There is more however:

Proportion under the curve

The empirical rule states that:

[-1SD, 1SD] 68%
[-2SD, 2SD] 95%
[-3SD, 3SD] 99.7%

Where the center is MEAN for normal distribution and MEDIAN for skwed distributions.

In other terms, for instance, 68% of the cases in this one distribution will fall between -1sd adn +1d for a z-score (1 below and 1 standard deviation above the mean). The same is valid for 95% and 99.7%.

We can find the proportion under the curve for any z-score we wish using R function.

Let´s see and example with John and Jayne.

We are assuming normal distribuition.

Using R we can calculate the proportion of people from one classe that performed better that one particular person using the following formula:

1 - pnorm(score of individual, mean of the class, standard deviation)

Alternativelly,

1 - pnomr(z.score)

For example:

Jayne

1 - pnorm(89,80,6) = 0.0668072 = 7%

It means that roughly 7% of the class performed better than Jayne.

John

1 - pnorm(83,74,4) = 0.01222447 = 1%

It means that roughly 1% of the class performed better than John.

So z-scores will work on any distribution scale.

So if we want to see who performed better on an exam, even if John´s exam was one out of 100 and Jayne´s exame was one out of 75 points, we could still do it, by simply converting results to z-score first.

For a better understanding of z-score visit: UTAustinX: UT.7.10x Foundations of Data Analysis - Part 1 > Week 2: Univariate Descriptive Statistics > Lecture Videos > Using Z-Scores.

Spread numbers

Range

RANGE = HIGHEST VALUE - LOWEST VALUE

Median

Given a series of numbers: A B C D E F G H I J

The median is (E+F) /2

For a even number, e.g. A B C D E F G H I

The median is E

Interquartile range

The IQR is the difference between the 3nd quartile and the 1st quartile.

Let´s suppose: A B C D E F G H I J Then: IQR = H/2 - C/2 However for: A B C D E F G H I The IQR = (G+H)/2 - (B+C)/2

Mode

It is simply the number that appear more times in a vector. You can have more the one mode. Bimodal.

For a Symetrical Distribution

Measure of center = Mean
Measure of spread = Standar deviation (it´s the value within the mean just where the symetrical course begins to change)

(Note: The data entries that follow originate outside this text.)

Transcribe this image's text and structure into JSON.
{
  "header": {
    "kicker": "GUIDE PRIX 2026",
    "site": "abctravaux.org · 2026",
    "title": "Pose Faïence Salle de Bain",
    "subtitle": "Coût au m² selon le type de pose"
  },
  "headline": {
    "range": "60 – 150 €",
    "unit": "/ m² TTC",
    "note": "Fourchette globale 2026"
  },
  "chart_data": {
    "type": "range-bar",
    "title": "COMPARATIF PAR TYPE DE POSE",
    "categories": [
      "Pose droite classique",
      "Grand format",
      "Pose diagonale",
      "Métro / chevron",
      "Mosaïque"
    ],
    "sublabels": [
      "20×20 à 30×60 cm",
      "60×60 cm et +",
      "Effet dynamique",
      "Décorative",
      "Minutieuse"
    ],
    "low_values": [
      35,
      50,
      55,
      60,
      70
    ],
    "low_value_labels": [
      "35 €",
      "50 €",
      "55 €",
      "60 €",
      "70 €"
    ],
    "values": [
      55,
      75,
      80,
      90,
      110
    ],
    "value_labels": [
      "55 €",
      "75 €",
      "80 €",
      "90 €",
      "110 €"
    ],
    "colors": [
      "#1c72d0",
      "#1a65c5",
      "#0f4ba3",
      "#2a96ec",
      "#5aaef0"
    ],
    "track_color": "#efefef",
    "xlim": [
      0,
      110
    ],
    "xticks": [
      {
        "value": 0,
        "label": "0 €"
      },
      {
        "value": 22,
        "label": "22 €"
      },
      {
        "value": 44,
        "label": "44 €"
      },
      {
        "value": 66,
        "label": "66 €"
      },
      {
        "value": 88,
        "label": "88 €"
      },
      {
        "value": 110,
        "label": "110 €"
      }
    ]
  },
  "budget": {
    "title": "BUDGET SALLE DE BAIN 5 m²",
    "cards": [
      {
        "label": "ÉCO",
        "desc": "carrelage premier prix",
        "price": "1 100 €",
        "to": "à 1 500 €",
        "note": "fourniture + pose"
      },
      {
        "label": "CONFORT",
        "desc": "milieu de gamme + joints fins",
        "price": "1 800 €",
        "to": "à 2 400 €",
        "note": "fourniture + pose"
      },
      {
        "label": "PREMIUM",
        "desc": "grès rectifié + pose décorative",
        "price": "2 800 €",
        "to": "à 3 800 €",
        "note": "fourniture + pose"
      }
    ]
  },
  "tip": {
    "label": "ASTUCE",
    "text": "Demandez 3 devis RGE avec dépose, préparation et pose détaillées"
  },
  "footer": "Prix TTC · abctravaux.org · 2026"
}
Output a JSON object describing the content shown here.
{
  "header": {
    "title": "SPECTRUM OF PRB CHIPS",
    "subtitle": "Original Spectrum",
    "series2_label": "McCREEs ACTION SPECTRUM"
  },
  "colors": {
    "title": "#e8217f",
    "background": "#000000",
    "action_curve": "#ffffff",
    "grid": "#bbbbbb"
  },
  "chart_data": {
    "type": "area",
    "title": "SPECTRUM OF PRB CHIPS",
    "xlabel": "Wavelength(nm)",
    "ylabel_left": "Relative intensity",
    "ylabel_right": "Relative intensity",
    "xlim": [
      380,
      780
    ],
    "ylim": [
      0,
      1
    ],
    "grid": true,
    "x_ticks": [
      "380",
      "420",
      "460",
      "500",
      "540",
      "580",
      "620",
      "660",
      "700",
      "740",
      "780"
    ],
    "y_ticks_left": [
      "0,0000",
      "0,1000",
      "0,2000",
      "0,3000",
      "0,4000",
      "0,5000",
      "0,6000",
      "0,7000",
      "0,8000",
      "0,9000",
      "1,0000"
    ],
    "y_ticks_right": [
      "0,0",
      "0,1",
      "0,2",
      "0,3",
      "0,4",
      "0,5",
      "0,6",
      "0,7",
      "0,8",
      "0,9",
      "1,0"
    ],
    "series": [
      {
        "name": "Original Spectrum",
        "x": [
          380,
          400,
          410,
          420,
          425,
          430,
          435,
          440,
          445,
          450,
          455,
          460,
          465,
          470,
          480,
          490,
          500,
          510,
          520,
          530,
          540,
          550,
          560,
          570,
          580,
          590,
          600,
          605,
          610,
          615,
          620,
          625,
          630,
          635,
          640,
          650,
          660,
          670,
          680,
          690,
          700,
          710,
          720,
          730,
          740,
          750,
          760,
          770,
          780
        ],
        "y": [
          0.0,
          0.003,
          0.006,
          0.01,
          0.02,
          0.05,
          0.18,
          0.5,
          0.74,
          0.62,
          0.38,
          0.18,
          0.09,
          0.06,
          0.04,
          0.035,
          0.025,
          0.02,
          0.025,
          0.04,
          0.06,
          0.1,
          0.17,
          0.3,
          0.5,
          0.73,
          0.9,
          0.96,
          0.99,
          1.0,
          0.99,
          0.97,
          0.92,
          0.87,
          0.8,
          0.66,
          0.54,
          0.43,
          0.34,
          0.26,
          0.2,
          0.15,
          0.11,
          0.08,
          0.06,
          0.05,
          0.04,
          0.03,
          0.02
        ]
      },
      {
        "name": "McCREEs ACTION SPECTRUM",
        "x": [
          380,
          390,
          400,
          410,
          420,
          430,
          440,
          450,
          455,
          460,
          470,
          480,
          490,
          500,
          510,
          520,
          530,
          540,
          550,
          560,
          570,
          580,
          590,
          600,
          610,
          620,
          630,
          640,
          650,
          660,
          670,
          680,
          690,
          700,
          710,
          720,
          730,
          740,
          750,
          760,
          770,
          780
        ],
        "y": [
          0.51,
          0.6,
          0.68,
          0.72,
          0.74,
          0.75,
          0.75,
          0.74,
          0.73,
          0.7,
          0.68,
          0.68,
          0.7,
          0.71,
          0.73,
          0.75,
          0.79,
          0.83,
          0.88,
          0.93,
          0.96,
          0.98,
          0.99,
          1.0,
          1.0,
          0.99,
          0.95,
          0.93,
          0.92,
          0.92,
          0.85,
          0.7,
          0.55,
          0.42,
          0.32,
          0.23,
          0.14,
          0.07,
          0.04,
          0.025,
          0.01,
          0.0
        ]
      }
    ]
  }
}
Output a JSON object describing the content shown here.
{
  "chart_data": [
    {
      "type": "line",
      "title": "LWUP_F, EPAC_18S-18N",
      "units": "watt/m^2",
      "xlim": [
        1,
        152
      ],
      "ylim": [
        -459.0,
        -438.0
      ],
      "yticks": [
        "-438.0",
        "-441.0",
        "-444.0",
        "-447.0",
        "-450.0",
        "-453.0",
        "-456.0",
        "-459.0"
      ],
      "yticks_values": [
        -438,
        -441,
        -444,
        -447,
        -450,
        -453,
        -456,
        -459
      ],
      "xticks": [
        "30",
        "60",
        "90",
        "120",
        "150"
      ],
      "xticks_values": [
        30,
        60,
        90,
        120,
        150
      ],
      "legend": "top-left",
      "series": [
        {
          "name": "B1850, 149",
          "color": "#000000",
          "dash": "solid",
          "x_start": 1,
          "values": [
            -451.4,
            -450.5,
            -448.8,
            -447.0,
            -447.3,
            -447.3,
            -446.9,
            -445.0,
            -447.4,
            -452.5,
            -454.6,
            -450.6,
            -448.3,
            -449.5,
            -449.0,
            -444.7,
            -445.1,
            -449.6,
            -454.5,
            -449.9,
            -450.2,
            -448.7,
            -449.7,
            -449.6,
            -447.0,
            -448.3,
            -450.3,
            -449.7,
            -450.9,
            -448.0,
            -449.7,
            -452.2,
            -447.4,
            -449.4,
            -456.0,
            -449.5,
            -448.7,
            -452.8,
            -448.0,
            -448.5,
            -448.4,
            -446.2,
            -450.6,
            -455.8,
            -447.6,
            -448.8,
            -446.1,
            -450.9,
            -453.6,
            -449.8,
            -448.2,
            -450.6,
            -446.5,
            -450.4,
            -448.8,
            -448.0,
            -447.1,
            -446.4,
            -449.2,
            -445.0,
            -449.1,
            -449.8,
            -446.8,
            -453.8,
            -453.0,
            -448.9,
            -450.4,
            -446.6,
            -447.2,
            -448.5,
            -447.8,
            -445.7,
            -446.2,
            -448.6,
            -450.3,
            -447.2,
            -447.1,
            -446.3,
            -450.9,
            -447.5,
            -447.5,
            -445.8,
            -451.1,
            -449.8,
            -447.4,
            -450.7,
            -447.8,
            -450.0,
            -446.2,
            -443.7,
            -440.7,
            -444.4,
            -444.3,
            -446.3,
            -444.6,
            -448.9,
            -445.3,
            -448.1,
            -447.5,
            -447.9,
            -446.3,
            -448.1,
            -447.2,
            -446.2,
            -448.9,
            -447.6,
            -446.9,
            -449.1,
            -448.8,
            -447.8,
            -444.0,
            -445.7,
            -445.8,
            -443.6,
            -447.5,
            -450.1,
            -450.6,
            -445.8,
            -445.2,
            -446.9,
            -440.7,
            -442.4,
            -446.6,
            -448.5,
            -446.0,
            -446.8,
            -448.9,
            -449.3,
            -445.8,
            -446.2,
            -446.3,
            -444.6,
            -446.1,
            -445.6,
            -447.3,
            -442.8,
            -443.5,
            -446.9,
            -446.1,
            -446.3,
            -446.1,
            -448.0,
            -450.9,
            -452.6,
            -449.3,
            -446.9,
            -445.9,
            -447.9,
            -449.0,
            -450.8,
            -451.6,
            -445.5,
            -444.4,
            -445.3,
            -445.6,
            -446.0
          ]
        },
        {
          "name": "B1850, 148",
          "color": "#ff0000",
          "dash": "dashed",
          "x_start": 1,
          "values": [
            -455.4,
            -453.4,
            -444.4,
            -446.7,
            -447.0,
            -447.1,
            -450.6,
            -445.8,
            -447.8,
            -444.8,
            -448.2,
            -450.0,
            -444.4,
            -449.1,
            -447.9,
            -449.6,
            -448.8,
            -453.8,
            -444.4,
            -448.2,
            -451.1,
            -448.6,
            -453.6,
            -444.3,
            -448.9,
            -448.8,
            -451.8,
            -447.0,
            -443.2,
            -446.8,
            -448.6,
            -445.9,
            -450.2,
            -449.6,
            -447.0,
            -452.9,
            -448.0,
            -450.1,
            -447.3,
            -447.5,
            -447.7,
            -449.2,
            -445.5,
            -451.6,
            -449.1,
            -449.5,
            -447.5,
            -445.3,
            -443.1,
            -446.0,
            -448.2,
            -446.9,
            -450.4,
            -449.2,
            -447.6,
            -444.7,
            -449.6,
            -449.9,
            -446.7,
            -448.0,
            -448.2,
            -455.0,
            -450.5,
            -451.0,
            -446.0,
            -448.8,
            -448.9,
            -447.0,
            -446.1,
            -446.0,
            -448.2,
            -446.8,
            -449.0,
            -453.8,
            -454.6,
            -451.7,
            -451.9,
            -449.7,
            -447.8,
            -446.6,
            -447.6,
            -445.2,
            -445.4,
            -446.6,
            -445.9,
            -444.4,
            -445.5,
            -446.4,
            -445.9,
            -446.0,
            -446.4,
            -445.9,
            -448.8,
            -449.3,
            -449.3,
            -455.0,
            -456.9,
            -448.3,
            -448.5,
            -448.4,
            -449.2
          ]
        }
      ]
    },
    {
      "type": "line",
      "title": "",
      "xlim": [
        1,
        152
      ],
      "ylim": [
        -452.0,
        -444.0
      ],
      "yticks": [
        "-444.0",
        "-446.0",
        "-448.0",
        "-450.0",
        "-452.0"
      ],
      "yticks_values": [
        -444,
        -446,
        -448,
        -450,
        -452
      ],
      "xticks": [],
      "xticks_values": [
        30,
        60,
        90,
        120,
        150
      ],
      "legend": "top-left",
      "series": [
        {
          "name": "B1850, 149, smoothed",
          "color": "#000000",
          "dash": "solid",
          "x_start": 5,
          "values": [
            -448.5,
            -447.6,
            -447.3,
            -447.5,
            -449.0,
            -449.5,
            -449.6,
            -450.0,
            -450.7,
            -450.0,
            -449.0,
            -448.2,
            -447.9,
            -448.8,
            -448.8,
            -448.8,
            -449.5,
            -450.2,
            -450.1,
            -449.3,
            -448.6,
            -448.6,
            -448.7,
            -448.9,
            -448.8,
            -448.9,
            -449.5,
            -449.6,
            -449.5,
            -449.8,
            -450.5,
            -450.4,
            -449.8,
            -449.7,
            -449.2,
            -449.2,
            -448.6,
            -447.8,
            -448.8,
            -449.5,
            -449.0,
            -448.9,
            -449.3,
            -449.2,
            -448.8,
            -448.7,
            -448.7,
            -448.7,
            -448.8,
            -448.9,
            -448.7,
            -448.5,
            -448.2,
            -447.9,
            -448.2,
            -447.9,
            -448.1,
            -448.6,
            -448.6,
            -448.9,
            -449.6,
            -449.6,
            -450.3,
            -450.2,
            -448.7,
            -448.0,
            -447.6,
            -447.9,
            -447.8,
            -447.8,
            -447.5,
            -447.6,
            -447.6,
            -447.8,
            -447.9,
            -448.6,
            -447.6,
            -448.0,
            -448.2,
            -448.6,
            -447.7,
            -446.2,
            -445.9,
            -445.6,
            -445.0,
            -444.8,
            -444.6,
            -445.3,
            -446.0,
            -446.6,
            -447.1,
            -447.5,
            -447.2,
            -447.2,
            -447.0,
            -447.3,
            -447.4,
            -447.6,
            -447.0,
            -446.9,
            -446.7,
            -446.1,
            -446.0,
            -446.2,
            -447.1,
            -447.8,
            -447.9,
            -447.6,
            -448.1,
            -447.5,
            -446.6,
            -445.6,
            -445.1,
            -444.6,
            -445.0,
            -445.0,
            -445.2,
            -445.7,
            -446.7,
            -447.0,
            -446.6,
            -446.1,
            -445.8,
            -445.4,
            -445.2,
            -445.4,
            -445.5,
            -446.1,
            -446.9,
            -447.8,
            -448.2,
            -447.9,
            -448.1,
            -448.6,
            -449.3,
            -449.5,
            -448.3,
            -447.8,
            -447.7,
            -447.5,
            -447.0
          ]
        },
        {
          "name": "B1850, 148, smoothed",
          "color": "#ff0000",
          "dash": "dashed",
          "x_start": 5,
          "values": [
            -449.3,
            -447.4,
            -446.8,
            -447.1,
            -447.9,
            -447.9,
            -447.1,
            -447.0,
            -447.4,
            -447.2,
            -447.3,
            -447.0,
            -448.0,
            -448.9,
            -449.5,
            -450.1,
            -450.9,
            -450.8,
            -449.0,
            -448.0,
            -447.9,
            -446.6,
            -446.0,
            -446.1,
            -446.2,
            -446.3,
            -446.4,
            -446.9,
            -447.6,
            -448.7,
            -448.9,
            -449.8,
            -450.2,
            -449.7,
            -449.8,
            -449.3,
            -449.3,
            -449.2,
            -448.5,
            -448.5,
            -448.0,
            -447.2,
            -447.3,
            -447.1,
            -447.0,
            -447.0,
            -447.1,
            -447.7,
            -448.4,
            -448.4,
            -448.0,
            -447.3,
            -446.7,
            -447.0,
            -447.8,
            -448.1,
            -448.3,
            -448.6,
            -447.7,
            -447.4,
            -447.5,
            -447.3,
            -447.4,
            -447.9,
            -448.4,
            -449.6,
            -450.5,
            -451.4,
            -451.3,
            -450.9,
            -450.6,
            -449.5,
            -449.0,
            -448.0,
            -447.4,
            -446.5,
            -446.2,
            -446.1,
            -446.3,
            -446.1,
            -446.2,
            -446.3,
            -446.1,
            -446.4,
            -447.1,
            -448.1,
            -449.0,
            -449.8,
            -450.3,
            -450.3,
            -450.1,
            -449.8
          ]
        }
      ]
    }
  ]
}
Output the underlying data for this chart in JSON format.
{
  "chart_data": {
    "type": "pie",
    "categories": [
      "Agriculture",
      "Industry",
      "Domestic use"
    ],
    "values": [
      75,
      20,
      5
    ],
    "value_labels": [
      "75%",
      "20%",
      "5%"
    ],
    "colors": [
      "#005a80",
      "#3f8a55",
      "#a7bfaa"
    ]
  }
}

For a Skewed Distribution (either direction)

Measure of center = Median
Measure of spread = IQR (Inte r quartile range) (because where the curve changes is differente in one side of the mean to the other side of the median and remember in skewed distribution mean is a poor choice to use, once mean is used in the calculation of the standard deviation)

Skewed distribution to the right = Mode Median Mean
Skewed distribution to the left = Mean Median Mode

OBSERVATION:

When comparing two subgroups onde symetrical and other skewed it is adviseble to use median for it fits more properly both groups. Otherwise one of them (skewed) would be misrepresented.